Abstract

Conflict of interest: none declared. A 66‐year‐old man presented for assessment of a pigmented lesion that had been gradually changing in appearance. Clinically, the lesion was a malignant melanoma, which was excised. As an incidental finding, 10 smooth, orange‐red plaques were noted on the back and trunk (Fig. 1). They had been present for at least 10 years, slowly increasing in size, and milia could be seen within the plaques (Fig. 2).

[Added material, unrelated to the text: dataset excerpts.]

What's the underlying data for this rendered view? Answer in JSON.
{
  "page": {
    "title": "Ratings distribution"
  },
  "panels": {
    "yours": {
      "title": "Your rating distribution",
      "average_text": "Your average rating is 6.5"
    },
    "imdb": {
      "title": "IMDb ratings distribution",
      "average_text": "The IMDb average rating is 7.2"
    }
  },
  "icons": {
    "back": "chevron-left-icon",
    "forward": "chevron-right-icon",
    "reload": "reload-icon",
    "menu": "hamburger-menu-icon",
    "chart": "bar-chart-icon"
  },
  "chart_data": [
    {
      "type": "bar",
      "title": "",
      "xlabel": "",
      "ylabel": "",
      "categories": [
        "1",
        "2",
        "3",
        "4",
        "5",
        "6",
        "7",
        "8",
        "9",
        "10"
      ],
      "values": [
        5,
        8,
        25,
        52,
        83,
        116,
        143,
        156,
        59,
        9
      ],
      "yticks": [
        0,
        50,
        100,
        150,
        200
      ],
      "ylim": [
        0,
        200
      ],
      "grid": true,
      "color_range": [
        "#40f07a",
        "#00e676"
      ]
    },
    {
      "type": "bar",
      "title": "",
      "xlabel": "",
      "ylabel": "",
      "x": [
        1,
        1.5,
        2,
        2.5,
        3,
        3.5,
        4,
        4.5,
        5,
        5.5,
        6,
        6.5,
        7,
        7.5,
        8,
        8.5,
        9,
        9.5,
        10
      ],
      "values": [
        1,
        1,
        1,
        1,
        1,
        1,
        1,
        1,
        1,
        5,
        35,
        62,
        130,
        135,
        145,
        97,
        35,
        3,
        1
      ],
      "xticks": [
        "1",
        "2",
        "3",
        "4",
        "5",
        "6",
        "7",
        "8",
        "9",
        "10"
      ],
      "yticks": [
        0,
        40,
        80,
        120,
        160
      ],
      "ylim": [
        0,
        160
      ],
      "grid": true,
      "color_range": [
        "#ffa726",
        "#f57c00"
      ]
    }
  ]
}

They were otherwise asymptomatic. The patient had numerous seborrhoeic keratoses. The clinical suspicion of plaque‐type amyloid was confirmed histologically. Haematoxylin and eosin staining showed amorphous globules of eosinophilic material in the upper dermis, suggestive of amyloid. The dermal material stained positive for a variety of amyloid stains (Congo red, crystal violet and thioflavin T). Results of laboratory investigations, including full blood count, serum creatinine, electrophoresis, immunoglobulins and urinalysis were normal. Amyloidosis occurs in many tissues due to extracellular accumulation of the proteinaceous substance composed of often biochemically unrelated proteins bound to a fibrillar substance (amyloid P component).1 There are two common types, amyloid of unknown origin (AA amyloid) often a result of chronic sepsis or inflammation, and amyloid of light‐chain origin (AL amyloid).